Os pequenos brasilodotídeos tinham 20 centímetros de comprimento total e pesariam pouco mais de 15 gramas. Eles se assemelhavam aos pequenos roedores atuais, mas até hoje eram descritos na literatura científica como tendo uma natureza biológica reptiliana, disseram os pesquisadores.

Sergio Furtado Cabreira, doutor em Geologia e pesquisador do projeto disse em comunicado que “desde que foram encontrados os primeiros fósseis de cinodontes, na segunda metade do século 19, estes pequenos fósseis eram descritos como animais ectotérmicos e ovíparos, ou seja, de sangue frio e colocariam ovos para sua reprodução”.

No entanto, “nossa pesquisa demonstrou, através de análises de microscopia das mandíbulas e dos dentes, que estes pequenos animais já apresentavam difiodontia, isto é, apenas uma dentição permanente substituindo a dentição de leite”, explica Cabreira.

A difiodontia está diretamente associada, nos mamíferos atuais, a características fisiológicas como endotermia, placentação e lactação, diz a equipe. Isso quer dizer que brasilodontídeos eram diminutos animais peludos endotérmicos (sangue quente) e produziriam ninhadas de filhotes nascidos vivos, os quais seriam então amamentados pelas suas mãe.

Características dos Brasilodon quadrangularis
Os primeiros trabalhos histológicos com as dentições destes fósseis que estão na Universidade Federal do Rio Grande do Sul iniciaram em março de 2004, quando paleontólogos selecionaram algumas mandíbulas isoladas de do fóssil, de apenas 2,0 cm de comprimento, para a preparação e confecção de lâminas histológicas e posterior estudo em diferentes microscópios.

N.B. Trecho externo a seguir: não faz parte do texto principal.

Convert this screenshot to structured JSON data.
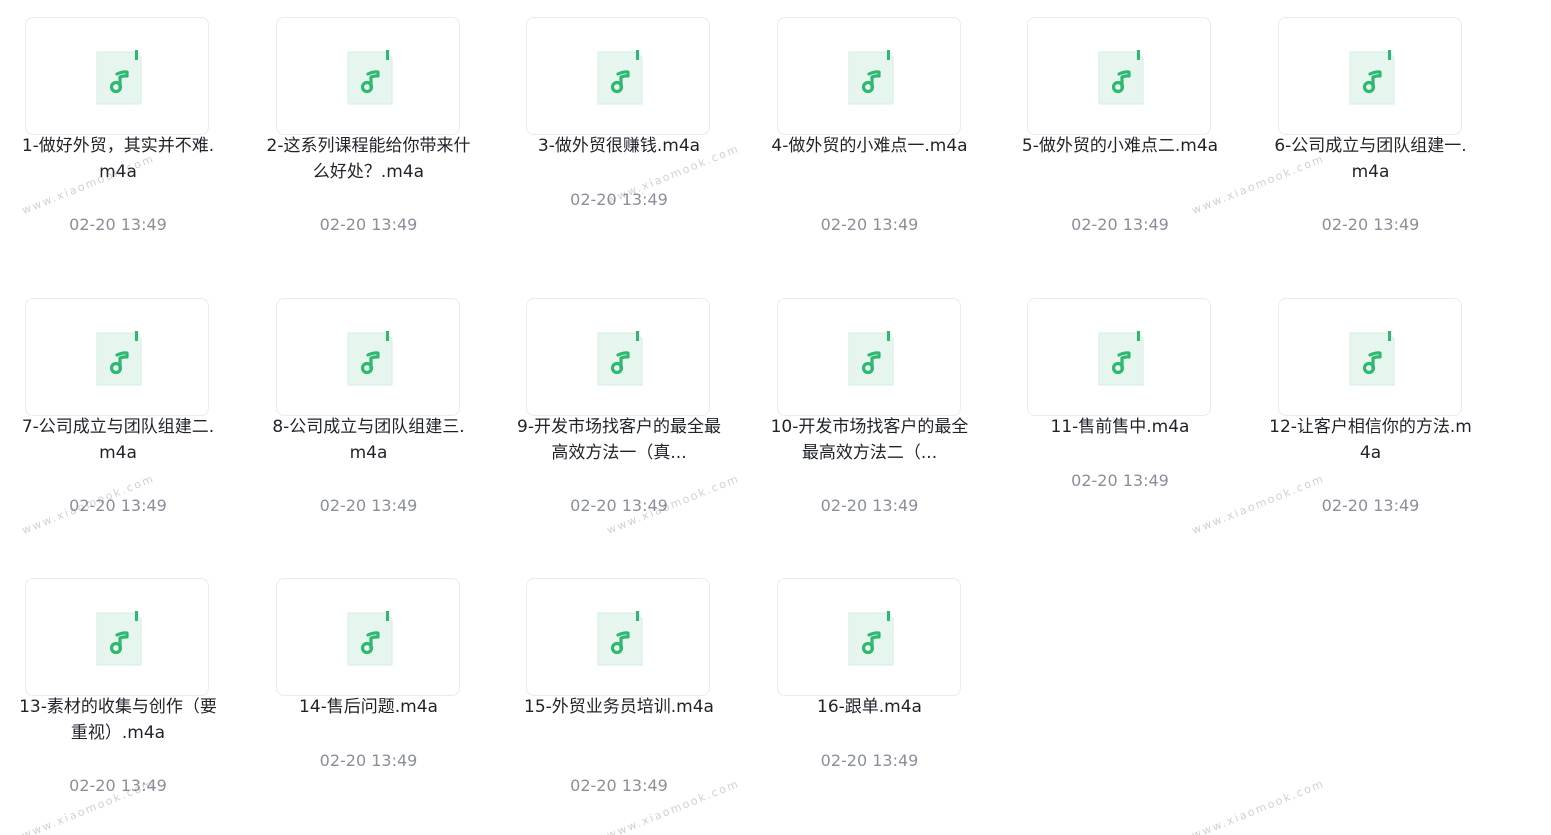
{
  "files": [
    {
      "name": "1-做好外贸，其实并不难.m4a",
      "time": "02-20 13:49",
      "lines": 2
    },
    {
      "name": "2-这系列课程能给你带来什么好处？.m4a",
      "time": "02-20 13:49",
      "lines": 2
    },
    {
      "name": "3-做外贸很赚钱.m4a",
      "time": "02-20 13:49",
      "lines": 1
    },
    {
      "name": "4-做外贸的小难点一.m4a",
      "time": "02-20 13:49",
      "lines": 2
    },
    {
      "name": "5-做外贸的小难点二.m4a",
      "time": "02-20 13:49",
      "lines": 2
    },
    {
      "name": "6-公司成立与团队组建一.m4a",
      "time": "02-20 13:49",
      "lines": 2
    },
    {
      "name": "7-公司成立与团队组建二.m4a",
      "time": "02-20 13:49",
      "lines": 2
    },
    {
      "name": "8-公司成立与团队组建三.m4a",
      "time": "02-20 13:49",
      "lines": 2
    },
    {
      "name": "9-开发市场找客户的最全最高效方法一（真...",
      "time": "02-20 13:49",
      "lines": 2
    },
    {
      "name": "10-开发市场找客户的最全最高效方法二（...",
      "time": "02-20 13:49",
      "lines": 2
    },
    {
      "name": "11-售前售中.m4a",
      "time": "02-20 13:49",
      "lines": 1
    },
    {
      "name": "12-让客户相信你的方法.m4a",
      "time": "02-20 13:49",
      "lines": 2
    },
    {
      "name": "13-素材的收集与创作（要重视）.m4a",
      "time": "02-20 13:49",
      "lines": 2
    },
    {
      "name": "14-售后问题.m4a",
      "time": "02-20 13:49",
      "lines": 1
    },
    {
      "name": "15-外贸业务员培训.m4a",
      "time": "02-20 13:49",
      "lines": 2
    },
    {
      "name": "16-跟单.m4a",
      "time": "02-20 13:49",
      "lines": 1
    }
  ],
  "icon": "audio-file-icon",
  "colors": {
    "icon_bg": "#e6f6ee",
    "icon_accent": "#2eb872",
    "name_text": "#1f2329",
    "time_text": "#8a8f99",
    "border": "#e9ebef"
  },
  "watermark": "www.xiaomook.com"
}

De acordo com o pesquisador, as principais descobertas ocorreram porque o esmalte e outros tecidos dentários mineralizados dos animais têm informações sobre características básicas das condições metabólicas em que são formadas.

Dessa forma, explicou Cabreira, foi possível diagnosticar quais dentes teriam iniciado sua formação durante a fase de desenvolvimento placentário de embrião, e quais os dentes teriam se formado após o nascimento dos animais.

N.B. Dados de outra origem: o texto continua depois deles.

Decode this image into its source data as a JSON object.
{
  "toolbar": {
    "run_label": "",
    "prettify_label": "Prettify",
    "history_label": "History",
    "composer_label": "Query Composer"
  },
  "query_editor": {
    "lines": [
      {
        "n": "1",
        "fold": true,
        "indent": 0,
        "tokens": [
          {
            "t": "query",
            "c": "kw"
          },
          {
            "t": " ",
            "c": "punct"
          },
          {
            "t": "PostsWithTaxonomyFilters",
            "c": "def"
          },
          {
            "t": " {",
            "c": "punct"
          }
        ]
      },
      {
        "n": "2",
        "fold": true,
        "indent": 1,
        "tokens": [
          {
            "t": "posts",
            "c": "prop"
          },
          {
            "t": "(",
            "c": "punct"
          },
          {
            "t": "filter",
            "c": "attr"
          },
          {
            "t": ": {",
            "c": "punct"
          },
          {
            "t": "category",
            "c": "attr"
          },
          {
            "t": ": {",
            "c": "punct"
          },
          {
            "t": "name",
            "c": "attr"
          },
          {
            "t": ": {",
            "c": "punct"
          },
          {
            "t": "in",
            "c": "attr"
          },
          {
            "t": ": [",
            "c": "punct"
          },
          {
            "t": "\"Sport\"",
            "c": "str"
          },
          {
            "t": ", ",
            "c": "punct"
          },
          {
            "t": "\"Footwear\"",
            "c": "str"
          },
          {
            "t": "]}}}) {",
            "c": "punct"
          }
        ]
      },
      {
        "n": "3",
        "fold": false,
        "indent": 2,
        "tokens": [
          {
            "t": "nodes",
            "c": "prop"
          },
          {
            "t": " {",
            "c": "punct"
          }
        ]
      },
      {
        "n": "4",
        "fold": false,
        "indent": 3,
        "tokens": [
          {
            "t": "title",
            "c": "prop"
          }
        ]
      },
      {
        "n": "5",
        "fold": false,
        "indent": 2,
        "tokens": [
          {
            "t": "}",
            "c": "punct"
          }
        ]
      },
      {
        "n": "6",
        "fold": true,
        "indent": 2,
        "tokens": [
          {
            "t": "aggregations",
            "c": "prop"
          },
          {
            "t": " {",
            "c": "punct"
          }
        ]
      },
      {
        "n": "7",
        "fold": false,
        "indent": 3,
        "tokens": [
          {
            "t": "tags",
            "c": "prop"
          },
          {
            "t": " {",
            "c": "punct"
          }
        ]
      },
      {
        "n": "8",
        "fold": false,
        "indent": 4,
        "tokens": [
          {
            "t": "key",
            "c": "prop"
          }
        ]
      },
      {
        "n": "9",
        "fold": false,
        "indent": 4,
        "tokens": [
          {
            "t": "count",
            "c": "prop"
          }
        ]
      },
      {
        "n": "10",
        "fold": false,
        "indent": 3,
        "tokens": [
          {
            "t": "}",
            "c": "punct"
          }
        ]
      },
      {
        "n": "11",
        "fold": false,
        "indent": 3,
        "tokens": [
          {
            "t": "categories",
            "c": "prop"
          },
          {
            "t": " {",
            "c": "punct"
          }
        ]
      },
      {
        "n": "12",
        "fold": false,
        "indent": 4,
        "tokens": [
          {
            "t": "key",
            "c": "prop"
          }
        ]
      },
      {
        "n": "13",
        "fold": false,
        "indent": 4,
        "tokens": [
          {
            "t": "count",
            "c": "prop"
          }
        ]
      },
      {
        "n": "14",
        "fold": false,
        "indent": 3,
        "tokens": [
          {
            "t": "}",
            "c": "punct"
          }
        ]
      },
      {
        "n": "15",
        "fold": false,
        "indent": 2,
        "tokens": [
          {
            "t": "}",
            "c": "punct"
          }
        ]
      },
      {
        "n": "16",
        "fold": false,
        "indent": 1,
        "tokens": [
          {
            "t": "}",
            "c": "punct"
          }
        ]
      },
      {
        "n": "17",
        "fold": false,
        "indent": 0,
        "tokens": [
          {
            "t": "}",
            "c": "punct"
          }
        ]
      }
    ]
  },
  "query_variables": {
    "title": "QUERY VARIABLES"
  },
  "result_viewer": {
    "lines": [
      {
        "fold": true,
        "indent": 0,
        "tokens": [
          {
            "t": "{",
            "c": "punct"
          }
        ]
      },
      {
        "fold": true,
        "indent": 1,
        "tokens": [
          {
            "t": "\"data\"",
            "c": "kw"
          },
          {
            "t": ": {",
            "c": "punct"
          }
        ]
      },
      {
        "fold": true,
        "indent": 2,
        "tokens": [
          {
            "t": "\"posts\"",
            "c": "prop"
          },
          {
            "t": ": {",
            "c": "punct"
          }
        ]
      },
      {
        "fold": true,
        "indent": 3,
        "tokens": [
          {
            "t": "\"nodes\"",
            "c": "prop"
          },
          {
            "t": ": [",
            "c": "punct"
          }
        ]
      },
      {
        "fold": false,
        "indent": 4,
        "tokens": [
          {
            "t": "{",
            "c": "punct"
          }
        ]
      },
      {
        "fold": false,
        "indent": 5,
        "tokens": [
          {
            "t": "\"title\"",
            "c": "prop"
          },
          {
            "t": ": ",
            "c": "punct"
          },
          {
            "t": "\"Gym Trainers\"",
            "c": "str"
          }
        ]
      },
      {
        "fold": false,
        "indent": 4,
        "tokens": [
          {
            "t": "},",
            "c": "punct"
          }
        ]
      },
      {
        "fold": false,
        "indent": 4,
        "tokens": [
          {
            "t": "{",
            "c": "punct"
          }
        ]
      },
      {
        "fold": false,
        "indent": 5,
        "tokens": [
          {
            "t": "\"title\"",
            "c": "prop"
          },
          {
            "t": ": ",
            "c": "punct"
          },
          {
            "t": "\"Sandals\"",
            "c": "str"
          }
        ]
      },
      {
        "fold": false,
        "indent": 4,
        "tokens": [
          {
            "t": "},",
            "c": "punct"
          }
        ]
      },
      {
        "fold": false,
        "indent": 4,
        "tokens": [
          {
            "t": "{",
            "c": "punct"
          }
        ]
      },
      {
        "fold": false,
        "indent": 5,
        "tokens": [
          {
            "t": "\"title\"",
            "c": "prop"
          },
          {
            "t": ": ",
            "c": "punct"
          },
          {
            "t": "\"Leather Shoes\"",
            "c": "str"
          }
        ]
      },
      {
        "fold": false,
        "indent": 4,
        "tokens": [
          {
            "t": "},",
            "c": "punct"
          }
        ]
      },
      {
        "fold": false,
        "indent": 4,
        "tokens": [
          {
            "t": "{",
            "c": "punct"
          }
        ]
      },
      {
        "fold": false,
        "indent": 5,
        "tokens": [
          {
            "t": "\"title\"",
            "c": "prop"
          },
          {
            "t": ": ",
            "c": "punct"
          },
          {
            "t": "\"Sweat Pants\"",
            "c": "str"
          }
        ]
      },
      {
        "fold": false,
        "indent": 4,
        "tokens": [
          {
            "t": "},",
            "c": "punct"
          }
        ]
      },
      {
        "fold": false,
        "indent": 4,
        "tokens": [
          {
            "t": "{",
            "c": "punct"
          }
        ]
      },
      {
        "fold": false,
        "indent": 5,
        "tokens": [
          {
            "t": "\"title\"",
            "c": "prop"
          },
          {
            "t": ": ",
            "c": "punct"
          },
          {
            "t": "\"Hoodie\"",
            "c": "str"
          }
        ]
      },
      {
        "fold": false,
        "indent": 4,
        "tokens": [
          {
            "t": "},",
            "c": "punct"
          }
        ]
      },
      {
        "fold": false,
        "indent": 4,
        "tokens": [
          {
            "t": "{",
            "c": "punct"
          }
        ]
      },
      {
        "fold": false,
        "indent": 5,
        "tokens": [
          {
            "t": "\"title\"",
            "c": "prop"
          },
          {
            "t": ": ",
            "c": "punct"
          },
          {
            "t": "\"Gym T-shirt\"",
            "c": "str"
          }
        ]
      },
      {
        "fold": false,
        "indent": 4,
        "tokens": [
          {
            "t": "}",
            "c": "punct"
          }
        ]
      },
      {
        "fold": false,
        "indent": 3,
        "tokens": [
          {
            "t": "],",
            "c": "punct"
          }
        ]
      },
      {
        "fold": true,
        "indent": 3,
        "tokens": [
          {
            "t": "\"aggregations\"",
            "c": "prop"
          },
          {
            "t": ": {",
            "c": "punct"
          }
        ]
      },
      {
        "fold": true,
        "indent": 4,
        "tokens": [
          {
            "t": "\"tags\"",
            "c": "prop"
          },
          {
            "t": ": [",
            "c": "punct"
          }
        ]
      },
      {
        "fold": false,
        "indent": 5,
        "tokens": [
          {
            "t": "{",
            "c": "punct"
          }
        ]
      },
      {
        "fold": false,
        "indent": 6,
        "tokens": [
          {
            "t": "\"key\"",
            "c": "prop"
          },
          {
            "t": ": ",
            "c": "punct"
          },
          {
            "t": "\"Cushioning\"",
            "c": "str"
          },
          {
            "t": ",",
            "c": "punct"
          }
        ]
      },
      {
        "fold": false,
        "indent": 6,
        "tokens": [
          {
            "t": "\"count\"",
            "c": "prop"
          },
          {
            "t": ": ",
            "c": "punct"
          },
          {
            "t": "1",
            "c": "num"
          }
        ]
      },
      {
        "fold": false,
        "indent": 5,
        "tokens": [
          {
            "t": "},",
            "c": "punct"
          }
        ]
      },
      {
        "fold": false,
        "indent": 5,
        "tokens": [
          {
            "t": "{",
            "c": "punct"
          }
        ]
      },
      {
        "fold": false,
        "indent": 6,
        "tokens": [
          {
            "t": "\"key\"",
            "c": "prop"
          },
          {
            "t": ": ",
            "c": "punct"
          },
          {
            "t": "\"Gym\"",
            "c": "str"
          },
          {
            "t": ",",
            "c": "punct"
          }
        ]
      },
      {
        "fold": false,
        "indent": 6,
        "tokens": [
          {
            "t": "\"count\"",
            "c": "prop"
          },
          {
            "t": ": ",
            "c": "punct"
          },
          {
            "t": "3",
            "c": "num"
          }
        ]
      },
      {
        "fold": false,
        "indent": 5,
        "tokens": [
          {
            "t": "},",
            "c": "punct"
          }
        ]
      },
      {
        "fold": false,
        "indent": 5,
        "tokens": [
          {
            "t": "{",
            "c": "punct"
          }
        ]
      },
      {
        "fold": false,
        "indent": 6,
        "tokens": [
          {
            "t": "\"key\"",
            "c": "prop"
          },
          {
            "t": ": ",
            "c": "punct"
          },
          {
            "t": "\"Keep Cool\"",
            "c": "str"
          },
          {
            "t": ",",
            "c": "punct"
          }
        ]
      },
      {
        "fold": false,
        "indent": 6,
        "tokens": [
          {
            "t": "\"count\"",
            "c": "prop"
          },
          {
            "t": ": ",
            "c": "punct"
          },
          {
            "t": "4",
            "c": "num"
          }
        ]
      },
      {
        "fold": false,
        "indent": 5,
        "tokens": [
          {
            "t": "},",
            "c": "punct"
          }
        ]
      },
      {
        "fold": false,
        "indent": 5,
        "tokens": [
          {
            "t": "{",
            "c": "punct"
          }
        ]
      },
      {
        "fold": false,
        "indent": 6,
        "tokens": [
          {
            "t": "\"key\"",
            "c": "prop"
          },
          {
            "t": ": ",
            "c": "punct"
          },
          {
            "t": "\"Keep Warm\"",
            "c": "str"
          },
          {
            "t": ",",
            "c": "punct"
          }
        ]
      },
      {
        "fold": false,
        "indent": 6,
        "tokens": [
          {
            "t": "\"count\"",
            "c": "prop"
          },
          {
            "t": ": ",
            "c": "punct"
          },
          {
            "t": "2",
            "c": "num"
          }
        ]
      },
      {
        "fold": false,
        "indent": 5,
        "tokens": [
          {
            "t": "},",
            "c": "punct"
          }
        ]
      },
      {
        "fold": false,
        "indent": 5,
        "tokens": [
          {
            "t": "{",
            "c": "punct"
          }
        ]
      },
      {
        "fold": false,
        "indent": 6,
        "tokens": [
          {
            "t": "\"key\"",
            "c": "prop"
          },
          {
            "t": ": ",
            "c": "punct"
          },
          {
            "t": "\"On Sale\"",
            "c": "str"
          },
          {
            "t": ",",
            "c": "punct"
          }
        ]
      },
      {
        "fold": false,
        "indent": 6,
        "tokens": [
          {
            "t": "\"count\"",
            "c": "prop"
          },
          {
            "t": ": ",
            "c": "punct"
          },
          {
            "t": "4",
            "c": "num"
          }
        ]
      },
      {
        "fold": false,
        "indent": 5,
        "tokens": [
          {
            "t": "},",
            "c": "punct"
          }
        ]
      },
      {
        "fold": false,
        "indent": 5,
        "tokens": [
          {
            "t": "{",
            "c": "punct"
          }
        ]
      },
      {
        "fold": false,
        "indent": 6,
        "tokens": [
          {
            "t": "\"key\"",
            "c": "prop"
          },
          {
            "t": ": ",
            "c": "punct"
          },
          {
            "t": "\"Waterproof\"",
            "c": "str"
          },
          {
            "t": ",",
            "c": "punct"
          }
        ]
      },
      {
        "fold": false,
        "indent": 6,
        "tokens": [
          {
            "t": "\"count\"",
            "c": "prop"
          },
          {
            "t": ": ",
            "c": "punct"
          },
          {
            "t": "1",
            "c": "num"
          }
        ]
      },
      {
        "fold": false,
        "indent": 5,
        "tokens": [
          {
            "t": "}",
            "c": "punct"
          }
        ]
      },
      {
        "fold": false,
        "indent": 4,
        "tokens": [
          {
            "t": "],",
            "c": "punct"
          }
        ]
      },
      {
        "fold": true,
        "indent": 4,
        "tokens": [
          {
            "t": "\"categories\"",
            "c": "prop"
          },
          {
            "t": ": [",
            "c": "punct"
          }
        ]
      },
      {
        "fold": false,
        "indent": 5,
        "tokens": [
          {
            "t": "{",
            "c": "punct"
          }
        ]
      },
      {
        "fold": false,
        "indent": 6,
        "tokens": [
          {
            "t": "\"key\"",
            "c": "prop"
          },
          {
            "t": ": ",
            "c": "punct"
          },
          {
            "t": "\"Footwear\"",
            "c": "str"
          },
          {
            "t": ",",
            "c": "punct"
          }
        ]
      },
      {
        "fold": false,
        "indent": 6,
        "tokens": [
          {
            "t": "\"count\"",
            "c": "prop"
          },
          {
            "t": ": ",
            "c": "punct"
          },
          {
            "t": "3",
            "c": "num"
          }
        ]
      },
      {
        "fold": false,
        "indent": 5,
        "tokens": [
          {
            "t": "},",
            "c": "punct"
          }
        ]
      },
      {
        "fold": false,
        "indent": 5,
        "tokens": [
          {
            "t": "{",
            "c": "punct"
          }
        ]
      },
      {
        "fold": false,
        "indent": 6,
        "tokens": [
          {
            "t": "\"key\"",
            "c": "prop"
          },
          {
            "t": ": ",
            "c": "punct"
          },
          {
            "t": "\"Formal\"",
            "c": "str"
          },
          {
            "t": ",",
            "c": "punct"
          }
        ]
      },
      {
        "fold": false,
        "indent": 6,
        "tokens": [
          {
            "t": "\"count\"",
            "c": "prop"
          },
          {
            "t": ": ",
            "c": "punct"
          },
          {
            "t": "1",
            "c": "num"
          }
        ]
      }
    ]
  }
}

Além disso, a pesquisa mostrou que esses mamíferos do Período Triássico eram animais noturnos que caçavam insetos e pequenos répteis e deveriam viver em pequenas tocas onde seus filhotes viviam até ficarem adultos.

“Mais surpreendente, a descoberta aponta que certas características de algumas Ordens de mamíferos como os Marsupiais e os Monotremados teriam surgido como elementos reprodutivos secundários, através da evolução de ancestrais placentários”, disse Cabreira.

Os cientistas classificam a descoberta como revelevante, uma vez que mostram que mamíferos placentários são tão antigos quanto os primeiros dinossauros e traz importantes informações sobre o conservatismo e o continuísmo dos padrões genéticos, embriológicos e fisiológicos dos vertebrados ao longo do tempo.

“Enfim, este inovador trabalho de biologia evolucionária pode trazer novas perspectivas para iluminar o cenário sobre a evolução e as dentições dos mamíferos”, afirma o pesquisador.